Après les tests PCR, les tests antigéniques, voilà les tests... sur smartphone. 

À Lille, des chercheurs ont décidé de combiner les qualités de chacun des tests pour effectuer un diagnostic sur smartphone. À l'heure où l'on peut faire ses courses ou payer une place de parking depuis son mobile, ce nouveau test semble plutôt une aubaine. Créée en mars 2020, pour coordonner et accompagner les actions de recherche sur le Covid-19, l'organisation de chercheurs regroupe notamment le CHU de Lille, l'université, l'Inserm, le CNRS, l'Institut Pasteur, ainsi que l'université de Marseille.

Un résultat disponible en 10 minutes

Soutenue par l’Europe et plusieurs universités, la technologie CorDial prend la forme d'un mini-lecteur que l'on branche sur son mobile. L'objectif est de permettre d'afficher sur l'écran les résultats. Le test prend la forme d'une bandelette sur laquelle on dépose une gouttelette d'échantillon nasopharyngé, qu'on insère ensuite dans le lecteur. "Au bout de dix minutes, vous saurez si vous êtes négatif ou positif", explique Sabine Szunerits, professeur des universités à Lille et à la tête du projet depuis le printemps dernier, sur Franceinfo.

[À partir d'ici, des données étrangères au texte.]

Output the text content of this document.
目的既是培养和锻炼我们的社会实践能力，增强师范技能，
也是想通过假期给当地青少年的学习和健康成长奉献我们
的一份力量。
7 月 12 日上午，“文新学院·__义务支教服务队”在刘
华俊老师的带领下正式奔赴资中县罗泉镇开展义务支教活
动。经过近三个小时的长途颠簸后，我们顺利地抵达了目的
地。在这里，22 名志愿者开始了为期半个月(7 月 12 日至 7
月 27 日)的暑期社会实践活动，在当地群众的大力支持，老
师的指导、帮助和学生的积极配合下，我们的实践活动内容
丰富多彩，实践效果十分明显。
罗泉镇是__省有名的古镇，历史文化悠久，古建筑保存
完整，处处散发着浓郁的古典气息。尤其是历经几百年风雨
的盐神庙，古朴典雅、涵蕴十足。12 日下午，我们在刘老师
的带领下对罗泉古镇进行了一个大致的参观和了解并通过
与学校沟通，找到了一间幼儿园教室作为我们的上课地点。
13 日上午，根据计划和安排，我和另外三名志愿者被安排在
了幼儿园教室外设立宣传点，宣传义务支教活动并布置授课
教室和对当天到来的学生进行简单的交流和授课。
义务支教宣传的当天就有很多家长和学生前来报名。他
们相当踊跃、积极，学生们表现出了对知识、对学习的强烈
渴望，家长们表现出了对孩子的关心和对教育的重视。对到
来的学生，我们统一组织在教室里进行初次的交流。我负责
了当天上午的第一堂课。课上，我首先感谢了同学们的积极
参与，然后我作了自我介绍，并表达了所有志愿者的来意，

La technologie est basée sur l'utilisation des nanocorps modifiés pour un ancrage direct sur la surface d'un biocapteur qui prend la forme d'une électrode. À la surface de l'électrode, un récepteur va récupérer les molécules virales. "Le virus est enveloppé par des protéines, qu'on appelle protéines de Spike, et c'est cette Spike qui va être reconnue par notre 'nanobodie' accrochée à notre électrode. Par cet accrochage, on a un signal électrique qui change", décrypte pour BFMTV Sabine Szunerits. Un logiciel dans le smartphone prend ensuite le relai et analyse les données reçues. "On peut même dire si vous êtes simplement positif ou si vous êtes fortement positif", ajoute la chercheuse. 

Même si les biocapteurs ont l'inconvénient d'être moins sensibles que les tests PCR, ils présentent néanmoins de nombreux avantages : la portabilité puisqu'un smartphone suffit pour le diagnostic, le coût peu élevé et la possibilité d'effectuer des mesures en temps réel en moins de 30 minutes.

Un test fiable à 90%

Une étude a été menée sur 300 personnes pour montrer l'efficacité du test. David Devos, neurologue et professeur de pharmacologie à l'Université de Lille, explique que rapidement, le dispositif a pu être validé sur 300 prélèvements avec un taux de concordance avec la PCR de 90%. Mais l'avantage de la technologie CorDial est la rapidité, rappelle-t-il. Une prochaine étude sur plus de 1.000 personnes sera lancée dans les prochains mois.

"Il sera possible de faire ce test avec la salive"

Cependant, pas question pour l'heure de faire le test seul chez soi. "C'est un spécialiste qui doit prendre votre échantillon. On est en train d'améliorer la procédure et si tout va bien, il sera possible de faire ce test avec la salive", poursuit-elle.

Désormais, l'idée est de pouvoir commercialiser cet outil à grande échelle. Mais avant d'être destiné au grand public, ce test va servir à l'hôpital, précise David Devos. "L'idée est que, dans les prochaines semaines, on puisse le mettre à disposition aux urgences au Samu, dans les services, pour diagnostiquer les cas qui surviennent. Ensuite, le but est de le mettre à disposition en ville, pour nos confrères médecins généralistes, pharmaciens et les maisons de retraite."